Vorplatzbenennung Jüdisches Museum – die Geschichte mit der „Haskala“

Seit nun schon einiger Zeit streitet die BVV darüber, wie der Vorplatz des Jüdischen Museums benannt werden soll. Der Platz, an dem das Jüdische Museum auch ein „Education Center“ einrichten möchte, gehört (auf Wunsch des Jüdischen Museums) dem Bezirk. Damit unterliegt er einem demokratisch gefassten BVV-Beschluss von 2005, dass Straßen und Plätze nach Frauen benannt werden sollen: Derzeit heißen die meisten Straßen und Plätze nach Männern. Das Jüdische Museum wünschte sich für den Platz allerdings den Namen Moses Mendelssohn, also einen Männernamen. Im Friedrichshain-Kreuzberger Bezirksliquid wurde ein Kompromiss vorgeschlagen, den ich zu diesem Zeitpunkt sehr überzeugend fand: Wir könnten, so der Vorschlag, den Platz doch einfach nach einer Bewegung benennen. Die „Haskala“, eine jüdische Aufklärungsbewegung (die übrigens auch im Hebräischen einen weiblichen Artikel hat), bekam ein positives Liquid-Votum. An LQFB-Beschlüsse wollen wir uns möglichst halten, außerdem erschien uns der Vorschlag auch inhaltlich eine prima Idee. Jana und ich stellten ihn also auf einer Sitzung des Ausschusses für Frauen, Gleichstellung und Queer ausführlich vor. Auf der Sitzung waren auch zwei Vertreterinnen des jüdischen Museums, der auf jüdische Geschichte spezialisierte Historiker Götz Aly und eine Vertreterin der Presse anwesend. Wir erklärten, warum der Name „Haskala“ unser Problem lösen könne (kein Personenname) und dass der Wunschname des Jüdischen Museums, Moses Mendelssohn, sogar auf Zusatzschildern doch noch zum Tragen kommen könne: Er war nämlich ein bedeutender Wegbereiter der Bewegung. Mehrere Vertreterinnen anderer Parteien fanden den Vorschlag gut. Die Vertreterinnen des Jüdischen Museums und Götz Aly allerdings lehnten den Vorschlag massiv ab. Wir ließen nicht locker, sondern fragten nach bis wir eine konkrete Begründung erhielten. Diese lautete wie folgt: Die Haskala habe ein Integrationsverständnis vertreten, das eher Assimilation der Jüdinnen und Juden bedeutet habe. Die Bewegung habe die Vorstellung gehabt, dass Juden soweit wie die christliche Mehrheitsgesellschaft werden könnten, dass es keine Diskriminierung der jüdischen Bevölkerung mehr gebe. Spätestens mit der Shoah, so ergänzte Aly, habe diese Hoffnung ein brutales Ende gefunden. Ein Verständnis des Zusammenlebens, das auf Assimilation hinauslaufe, sei weder zeitgemäß und noch wünschenswert.
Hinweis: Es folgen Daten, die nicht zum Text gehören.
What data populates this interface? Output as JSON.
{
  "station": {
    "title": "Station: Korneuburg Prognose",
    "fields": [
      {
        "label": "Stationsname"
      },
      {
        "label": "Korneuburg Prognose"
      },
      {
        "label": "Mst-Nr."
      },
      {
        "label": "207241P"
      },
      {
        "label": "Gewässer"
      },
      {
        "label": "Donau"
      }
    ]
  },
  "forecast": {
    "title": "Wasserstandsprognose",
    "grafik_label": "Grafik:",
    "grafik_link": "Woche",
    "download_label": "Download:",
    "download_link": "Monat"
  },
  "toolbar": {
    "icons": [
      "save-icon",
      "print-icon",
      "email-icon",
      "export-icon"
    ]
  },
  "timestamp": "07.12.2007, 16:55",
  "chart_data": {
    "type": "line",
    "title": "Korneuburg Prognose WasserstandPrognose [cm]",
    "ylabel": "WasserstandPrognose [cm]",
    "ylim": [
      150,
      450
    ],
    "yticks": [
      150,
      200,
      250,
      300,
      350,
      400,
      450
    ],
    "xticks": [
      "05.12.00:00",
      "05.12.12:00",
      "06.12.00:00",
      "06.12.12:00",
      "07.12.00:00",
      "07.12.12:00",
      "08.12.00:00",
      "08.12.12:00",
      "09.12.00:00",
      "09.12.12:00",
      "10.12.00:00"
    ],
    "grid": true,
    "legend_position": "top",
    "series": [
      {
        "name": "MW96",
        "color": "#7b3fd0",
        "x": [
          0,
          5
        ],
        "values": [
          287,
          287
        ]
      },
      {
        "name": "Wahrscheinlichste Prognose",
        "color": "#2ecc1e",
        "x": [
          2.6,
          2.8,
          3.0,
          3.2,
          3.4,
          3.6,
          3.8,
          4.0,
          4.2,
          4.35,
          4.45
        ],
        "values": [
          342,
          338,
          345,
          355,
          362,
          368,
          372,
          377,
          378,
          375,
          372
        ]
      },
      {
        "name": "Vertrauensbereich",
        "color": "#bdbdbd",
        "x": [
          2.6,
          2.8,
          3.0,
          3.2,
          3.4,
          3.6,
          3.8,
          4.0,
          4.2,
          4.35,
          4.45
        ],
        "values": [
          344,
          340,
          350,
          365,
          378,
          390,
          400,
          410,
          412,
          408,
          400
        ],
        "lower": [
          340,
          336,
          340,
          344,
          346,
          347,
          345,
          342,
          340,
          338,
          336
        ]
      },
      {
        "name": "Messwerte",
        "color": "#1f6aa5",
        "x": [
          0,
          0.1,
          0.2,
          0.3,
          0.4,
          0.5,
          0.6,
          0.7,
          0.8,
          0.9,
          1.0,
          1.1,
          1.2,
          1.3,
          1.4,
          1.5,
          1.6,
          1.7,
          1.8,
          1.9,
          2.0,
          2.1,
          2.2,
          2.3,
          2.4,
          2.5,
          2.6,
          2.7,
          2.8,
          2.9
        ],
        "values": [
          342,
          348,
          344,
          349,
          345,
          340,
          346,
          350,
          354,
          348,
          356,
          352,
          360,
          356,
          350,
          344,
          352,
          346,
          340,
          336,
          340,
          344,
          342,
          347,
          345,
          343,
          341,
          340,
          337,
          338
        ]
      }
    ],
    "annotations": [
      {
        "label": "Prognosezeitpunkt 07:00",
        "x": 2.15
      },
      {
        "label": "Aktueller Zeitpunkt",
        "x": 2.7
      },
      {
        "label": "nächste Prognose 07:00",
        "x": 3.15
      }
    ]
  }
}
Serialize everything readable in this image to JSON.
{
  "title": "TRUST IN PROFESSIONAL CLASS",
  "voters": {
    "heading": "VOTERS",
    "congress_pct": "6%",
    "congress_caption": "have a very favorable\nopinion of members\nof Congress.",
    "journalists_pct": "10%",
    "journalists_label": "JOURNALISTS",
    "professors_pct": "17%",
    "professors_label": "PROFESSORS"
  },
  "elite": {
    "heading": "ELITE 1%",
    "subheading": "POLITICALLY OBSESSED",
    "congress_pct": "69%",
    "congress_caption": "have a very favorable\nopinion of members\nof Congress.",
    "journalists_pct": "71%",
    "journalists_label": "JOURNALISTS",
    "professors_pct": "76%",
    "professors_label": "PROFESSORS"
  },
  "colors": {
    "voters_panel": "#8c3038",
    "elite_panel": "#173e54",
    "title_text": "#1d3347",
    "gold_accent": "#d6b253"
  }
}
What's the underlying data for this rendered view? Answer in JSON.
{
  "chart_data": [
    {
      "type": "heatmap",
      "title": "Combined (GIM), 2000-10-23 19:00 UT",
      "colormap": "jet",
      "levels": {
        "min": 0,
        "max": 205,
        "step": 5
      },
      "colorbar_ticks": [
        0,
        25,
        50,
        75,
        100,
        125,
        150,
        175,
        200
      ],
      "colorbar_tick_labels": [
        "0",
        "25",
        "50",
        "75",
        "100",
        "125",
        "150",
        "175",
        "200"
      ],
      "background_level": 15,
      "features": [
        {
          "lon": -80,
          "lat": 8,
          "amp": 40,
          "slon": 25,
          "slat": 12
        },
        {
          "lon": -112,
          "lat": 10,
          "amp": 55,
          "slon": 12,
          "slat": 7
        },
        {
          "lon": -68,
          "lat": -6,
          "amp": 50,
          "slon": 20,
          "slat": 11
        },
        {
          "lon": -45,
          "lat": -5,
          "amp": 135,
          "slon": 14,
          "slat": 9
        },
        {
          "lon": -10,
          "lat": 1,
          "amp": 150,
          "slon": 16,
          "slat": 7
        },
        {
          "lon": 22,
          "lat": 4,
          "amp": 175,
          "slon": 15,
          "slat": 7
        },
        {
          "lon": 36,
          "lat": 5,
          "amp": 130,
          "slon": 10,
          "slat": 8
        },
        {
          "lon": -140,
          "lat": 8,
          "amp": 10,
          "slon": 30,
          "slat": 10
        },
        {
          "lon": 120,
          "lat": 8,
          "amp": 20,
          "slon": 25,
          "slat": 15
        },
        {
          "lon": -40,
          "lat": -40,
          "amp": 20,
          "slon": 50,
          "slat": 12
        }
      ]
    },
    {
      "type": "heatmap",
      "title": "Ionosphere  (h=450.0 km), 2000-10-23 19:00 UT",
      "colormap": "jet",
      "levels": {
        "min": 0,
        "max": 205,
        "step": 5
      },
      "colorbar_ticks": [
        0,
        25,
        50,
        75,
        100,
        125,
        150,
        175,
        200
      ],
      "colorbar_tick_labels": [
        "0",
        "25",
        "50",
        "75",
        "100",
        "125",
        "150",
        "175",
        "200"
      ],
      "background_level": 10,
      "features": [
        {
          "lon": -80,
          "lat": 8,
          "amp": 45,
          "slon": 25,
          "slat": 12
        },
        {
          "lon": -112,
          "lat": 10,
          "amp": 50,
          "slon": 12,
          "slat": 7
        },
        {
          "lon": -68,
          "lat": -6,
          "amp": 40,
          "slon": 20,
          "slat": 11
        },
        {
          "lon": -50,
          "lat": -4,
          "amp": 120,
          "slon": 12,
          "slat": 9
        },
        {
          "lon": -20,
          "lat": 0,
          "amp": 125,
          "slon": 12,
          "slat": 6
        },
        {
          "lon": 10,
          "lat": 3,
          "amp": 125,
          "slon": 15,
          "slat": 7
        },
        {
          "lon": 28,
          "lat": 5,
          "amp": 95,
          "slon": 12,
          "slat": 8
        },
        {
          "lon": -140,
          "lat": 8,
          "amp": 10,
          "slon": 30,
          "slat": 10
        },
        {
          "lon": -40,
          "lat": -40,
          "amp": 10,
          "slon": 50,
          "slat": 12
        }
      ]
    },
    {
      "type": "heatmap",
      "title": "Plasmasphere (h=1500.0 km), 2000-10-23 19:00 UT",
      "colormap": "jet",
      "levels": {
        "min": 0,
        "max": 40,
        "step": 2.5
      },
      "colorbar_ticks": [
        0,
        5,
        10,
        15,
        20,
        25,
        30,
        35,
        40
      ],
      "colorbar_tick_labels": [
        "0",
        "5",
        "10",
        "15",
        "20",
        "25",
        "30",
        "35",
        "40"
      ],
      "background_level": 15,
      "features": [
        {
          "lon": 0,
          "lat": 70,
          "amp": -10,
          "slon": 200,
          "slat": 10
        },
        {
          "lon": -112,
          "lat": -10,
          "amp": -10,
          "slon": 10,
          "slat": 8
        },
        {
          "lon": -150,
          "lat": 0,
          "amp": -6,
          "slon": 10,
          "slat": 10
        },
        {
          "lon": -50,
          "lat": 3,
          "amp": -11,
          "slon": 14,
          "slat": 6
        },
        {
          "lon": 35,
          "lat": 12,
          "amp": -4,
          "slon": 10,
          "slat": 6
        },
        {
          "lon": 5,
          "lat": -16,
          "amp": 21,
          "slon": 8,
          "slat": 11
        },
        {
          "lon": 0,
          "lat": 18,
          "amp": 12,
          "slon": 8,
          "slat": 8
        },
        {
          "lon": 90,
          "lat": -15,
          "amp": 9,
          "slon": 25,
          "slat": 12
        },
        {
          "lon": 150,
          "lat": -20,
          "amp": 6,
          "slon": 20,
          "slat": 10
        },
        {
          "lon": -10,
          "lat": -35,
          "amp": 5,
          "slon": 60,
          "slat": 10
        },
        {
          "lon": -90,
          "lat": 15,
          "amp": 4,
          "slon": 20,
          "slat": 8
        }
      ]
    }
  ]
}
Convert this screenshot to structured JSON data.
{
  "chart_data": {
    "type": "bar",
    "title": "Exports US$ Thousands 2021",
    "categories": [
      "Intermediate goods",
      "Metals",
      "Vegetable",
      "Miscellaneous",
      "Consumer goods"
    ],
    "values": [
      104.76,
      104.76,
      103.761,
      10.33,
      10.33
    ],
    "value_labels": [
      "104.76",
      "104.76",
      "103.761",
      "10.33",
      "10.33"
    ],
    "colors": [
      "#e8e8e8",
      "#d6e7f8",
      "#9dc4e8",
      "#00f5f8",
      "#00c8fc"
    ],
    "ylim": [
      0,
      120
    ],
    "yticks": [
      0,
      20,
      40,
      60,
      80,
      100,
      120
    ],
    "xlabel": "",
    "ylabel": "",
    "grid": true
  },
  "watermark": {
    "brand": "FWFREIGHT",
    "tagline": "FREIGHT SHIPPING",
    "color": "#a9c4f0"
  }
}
Inwiefern diese historische Bewertung zutrifft – und inwiefern sie dann nicht auch auf Moses Mendelssohn als Wegbereiter der Haskala zutreffen müsste – können wir als Nichtspezialistinnen nur wenig beurteilen. Wie fast jede Bewegung wurde auch die Haskala von durchaus unterschiedlichen Menschen getragen und einiges wird eine Frage der historischen Gewichtung verschiedener Facetten sein. Dennoch haben uns die vorgetragenen Bedenken dazu bewegt, den Namen Haskala nicht weiter offensiv und gegen den Widerstand des Jüdischen Museums zu vertreten. Das war auch deshalb möglich, weil sich zwei neue Kompromissvorschläge abzeichneten.

Die historische Bewertung der Haskala ist offenbar umstrittener, als uns zuvor bewusst war.
Wir nehmen an, dass dies bei der LQFB-Abstimmung nicht bekannt waren, also einen neuen Fakt darstellt, der es rechtfertigt, dass wir nicht weiter auf die Haskala gedrängt haben – wir haben es wie gesagt ausführlich und standhaft getan, bevor wir über die Bewertung der Bewegung seitens des Jüdischen Museums und Aly informiert wurden. Wir hoffen, liebe Xhainer Basis, ihr seid mit unserem Verhalten einverstanden.